# Improving performance

We'll focus on improvements that can be made in these three areas:

1. Text processing

    - tokenize on punctuation to avoid hyphens, underscores, etc.
    - include unigrams and bi-grams in the model. By doing so we're more likely to capture important information involving multiple tokens, e.g. 'middle school'.

Sklearn facilitates this through various parameters we can pass to `CountVectorizer` in our preprocessing steps to our pipeline. We can customizer the vectorizer to only accept alphanumeric characters in tokens and include `1-gram` and `2-grams` in the vectorization.

```py
TOKENS_ALPHANUMERIC = '[A-Za-z0-9]+(?=\\s+)'

vec = CountVectorizer(token_pattern=TOKENS_ALPHANUMERIC, ngram_range=(1,2))
```

2. Statistical methods - Interaction modeling

We can use n-grams to capture sequences of words when they appear in order. This will not work when terms are not next to each other, e.g. '3rd grade - budget for English teacher' and 'English teacher for 3rd grade'. `Interaction Terms` allows us to mathematically describe when terms appear togeher. Sklearn implements `Interaction Terms` through it's `Polynomial Features` function.

`degree` - number of columns to include, performance hit if too many features included
`interaction_only=True` - tells sklearn not to multiply a column by itself.

Insert the step after the preprocessing steps, but before the classifier steps.

```py
from sklearn.preprocessing import Polynomialfeatures

interaction = PolynomialFeatures(degree=2, interaction_only=True, include_bias=False)
```

3. Computational effifcency using a hashing function

As the number of features in our model grows, the size of the resulting matrix created also grows as does the length of time and amount of memeory required.

Hashing is a way of increasing memory efficiency, without sacrificing model accuracy. The hashing function takes an input, the token, and outputs a hash value, which could be a string or integer. We explicitly state how many outputs the hashing function can have, e.g. 250. The hashing function will automatically map each token to one of the 250 values/columns. Some columns will have more than one token mapped to it. This does not affect model accuracy.

By explicitly stating how many possible outputs the hashing function may have, we limit the size of the objects that need to be processed. With these limits known, computation can be made more efficient and we can get results faster, even on large datasets.

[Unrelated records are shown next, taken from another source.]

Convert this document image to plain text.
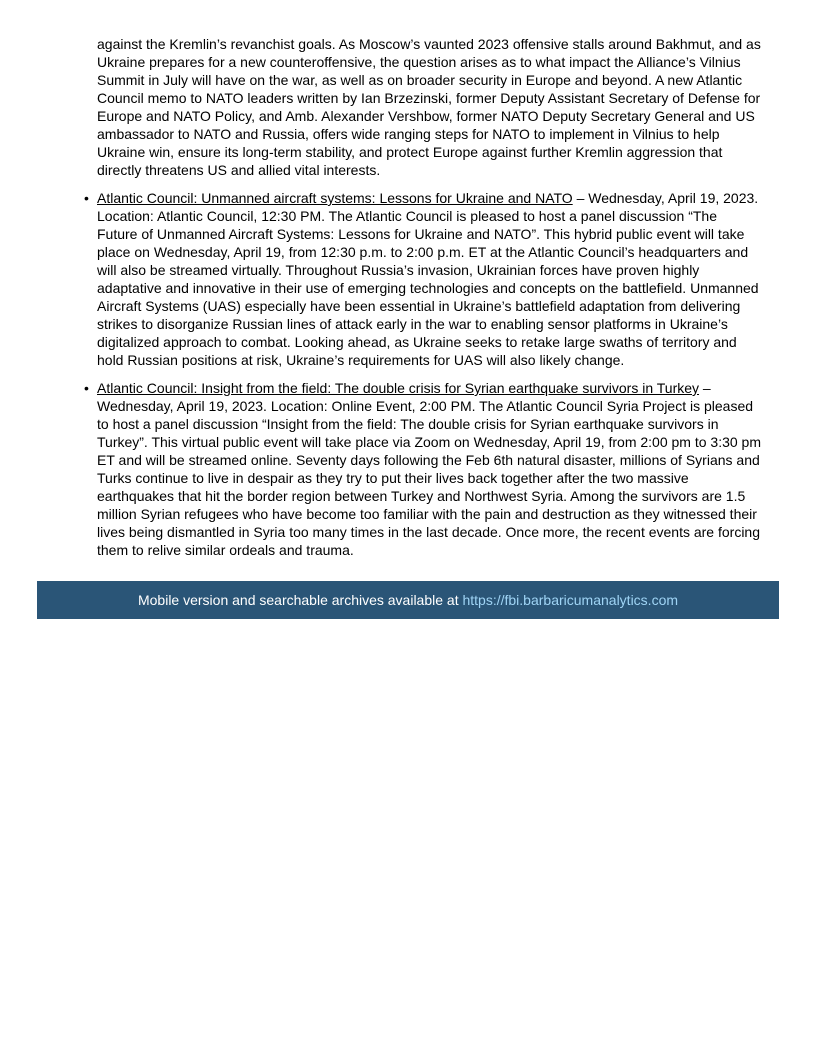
against the Kremlin’s revanchist goals. As Moscow’s vaunted 2023 offensive stalls around Bakhmut, and as Ukraine prepares for a new counteroffensive, the question arises as to what impact the Alliance’s Vilnius Summit in July will have on the war, as well as on broader security in Europe and beyond. A new Atlantic Council memo to NATO leaders written by Ian Brzezinski, former Deputy Assistant Secretary of Defense for Europe and NATO Policy, and Amb. Alexander Vershbow, former NATO Deputy Secretary General and US ambassador to NATO and Russia, offers wide ranging steps for NATO to implement in Vilnius to help Ukraine win, ensure its long-term stability, and protect Europe against further Kremlin aggression that directly threatens US and allied vital interests.

• Atlantic Council: Unmanned aircraft systems: Lessons for Ukraine and NATO – Wednesday, April 19, 2023. Location: Atlantic Council, 12:30 PM. The Atlantic Council is pleased to host a panel discussion “The Future of Unmanned Aircraft Systems: Lessons for Ukraine and NATO”. This hybrid public event will take place on Wednesday, April 19, from 12:30 p.m. to 2:00 p.m. ET at the Atlantic Council’s headquarters and will also be streamed virtually. Throughout Russia’s invasion, Ukrainian forces have proven highly adaptative and innovative in their use of emerging technologies and concepts on the battlefield. Unmanned Aircraft Systems (UAS) especially have been essential in Ukraine’s battlefield adaptation from delivering strikes to disorganize Russian lines of attack early in the war to enabling sensor platforms in Ukraine’s digitalized approach to combat. Looking ahead, as Ukraine seeks to retake large swaths of territory and hold Russian positions at risk, Ukraine’s requirements for UAS will also likely change.
• Atlantic Council: Insight from the field: The double crisis for Syrian earthquake survivors in Turkey – Wednesday, April 19, 2023. Location: Online Event, 2:00 PM. The Atlantic Council Syria Project is pleased to host a panel discussion “Insight from the field: The double crisis for Syrian earthquake survivors in Turkey”. This virtual public event will take place via Zoom on Wednesday, April 19, from 2:00 pm to 3:30 pm ET and will be streamed online. Seventy days following the Feb 6th natural disaster, millions of Syrians and Turks continue to live in despair as they try to put their lives back together after the two massive earthquakes that hit the border region between Turkey and Northwest Syria. Among the survivors are 1.5 million Syrian refugees who have become too familiar with the pain and destruction as they witnessed their lives being dismantled in Syria too many times in the last decade. Once more, the recent events are forcing them to relive similar ordeals and trauma.
Mobile version and searchable archives available at https://fbi.barbaricumanalytics.com
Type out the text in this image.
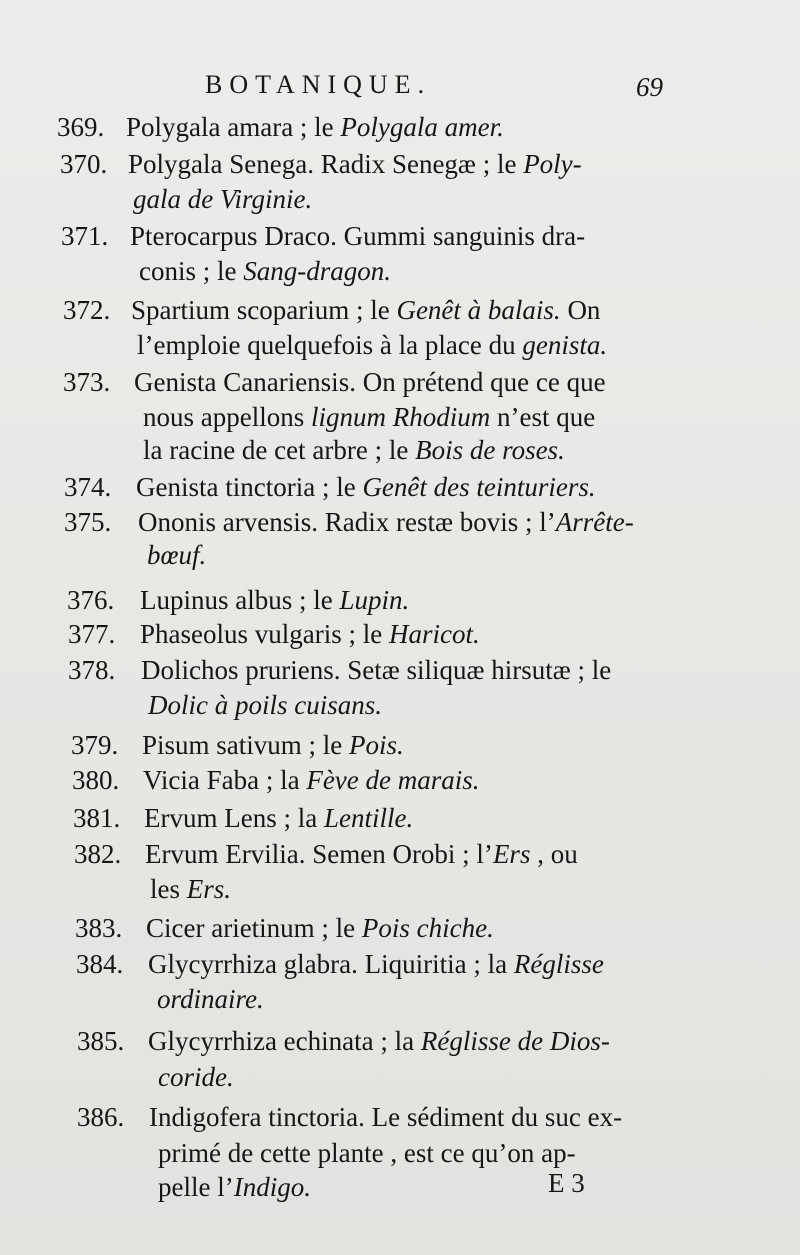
BOTANIQUE.	69
369. Polygala amara ; le Polygala amer.
370. Polygala Senega. Radix Senegæ ; le Poly-
gala de Virginie.
371. Pterocarpus Draco. Gummi sanguinis dra-
conis ; le Sang-dragon.
372. Spartium scoparium ; le Genêt à balais. On
l’emploie quelquefois à la place du genista.
373. Genista Canariensis. On prétend que ce que
nous appellons lignum Rhodium n’est que
la racine de cet arbre ; le Bois de roses.
374. Genista tinctoria ; le Genêt des teinturiers.
375. Ononis arvensis. Radix restæ bovis ; l’Arrête-
bœuf.
376. Lupinus albus ; le Lupin.
377. Phaseolus vulgaris ; le Haricot.
378. Dolichos pruriens. Setæ siliquæ hirsutæ ; le
Dolic à poils cuisans.
379. Pisum sativum ; le Pois.
380. Vicia Faba ; la Fève de marais.
381. Ervum Lens ; la Lentille.
382. Ervum Ervilia. Semen Orobi ; l’Ers , ou
les Ers.
383. Cicer arietinum ; le Pois chiche.
384. Glycyrrhiza glabra. Liquiritia ; la Réglisse
ordinaire.
385. Glycyrrhiza echinata ; la Réglisse de Dios-
coride.
386. Indigofera tinctoria. Le sédiment du suc ex-
primé de cette plante , est ce qu’on ap-
pelle l’Indigo.	E 3
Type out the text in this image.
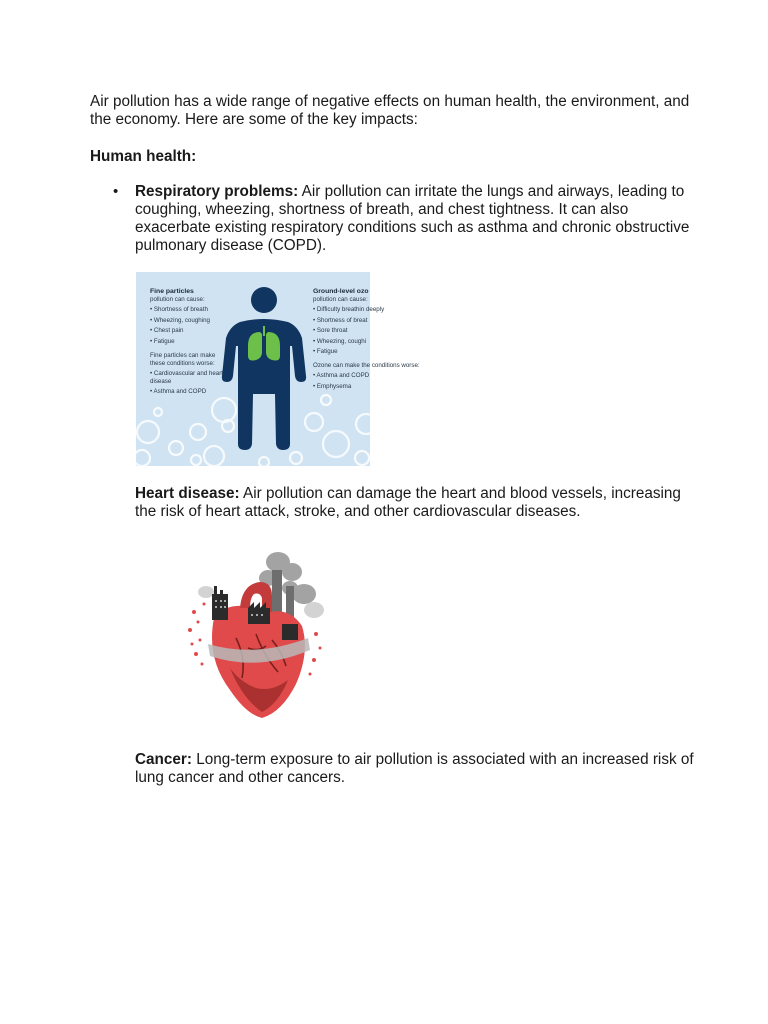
Air pollution has a wide range of negative effects on human health, the environment, and the economy. Here are some of the key impacts:

Human health:

• Respiratory problems: Air pollution can irritate the lungs and airways, leading to coughing, wheezing, shortness of breath, and chest tightness. It can also exacerbate existing respiratory conditions such as asthma and chronic obstructive pulmonary disease (COPD).

Fine particles
pollution can cause:
• Shortness of breath
• Wheezing, coughing
• Chest pain
• Fatigue
Fine particles can make these conditions worse:
• Cardiovascular and heart disease
• Asthma and COPD
Ground-level ozo
pollution can cause:
• Difficulty breathin deeply
• Shortness of breat
• Sore throat
• Wheezing, coughi
• Fatigue
Ozone can make the conditions worse:
• Asthma and COPD
• Emphysema

Heart disease: Air pollution can damage the heart and blood vessels, increasing the risk of heart attack, stroke, and other cardiovascular diseases.

Cancer: Long-term exposure to air pollution is associated with an increased risk of lung cancer and other cancers.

Hashing is used in **Dimensionality Reduction**, making the array of features as small as possible. Which is particularly useful when the dataset is particularly large.

Sklearn implements hashing through the `HashingVectorizer`, which we can use instead of the `CountVectorizer`.

```py
from sklearn.feature_extraction.text import HashingVectorizer

vec = Hashingvectorizer(
    norm=None,
    non_negative=True,
    token_pattern=TOKENS_ALPHANUMERIC,
    ngram_range(1, 2)
)
```

A `HashingVectorizer` acts just like `CountVectorizer` in that it can accept `token_pattern` and `ngram_range` parameters. The important difference is that it creates hash values from the text, so that we get all the computational advantages of hashing!

```py
from sklearn.feature_extraction.text import HashingVectorizer

# Get text data: text_data
text_data = combine_text_columns(X_train)

# Create the token pattern: TOKENS_ALPHANUMERIC
TOKENS_ALPHANUMERIC = '[A-Za-z0-9]+(?=\\s+)' 

# Instantiate the HashingVectorizer: hashing_vec
hashing_vec = HashingVectorizer(token_pattern=TOKENS_ALPHANUMERIC)

# Fit and transform the Hashing Vectorizer
hashed_text = hashing_vec.fit_transform(text_data)

# Create DataFrame and print the head
hashed_df = pd.DataFrame(hashed_text.data)
print(hashed_df.head())
```

```py
          0
0 -0.160128
1  0.160128
2 -0.480384
3 -0.320256
4  0.160128
```

Further steps to improve the model:

- further NLP techniques, such as stemming and stop-word removal
- try a different model, e.g. `RandomForest`, `KNN`, `Naive Bayes`, etc.
- further numeric preprocessing, e.g. different imputation strategy other than the default of using `NaN`.
- further optimsation, such as using a `GridSearch` over pipeline objects.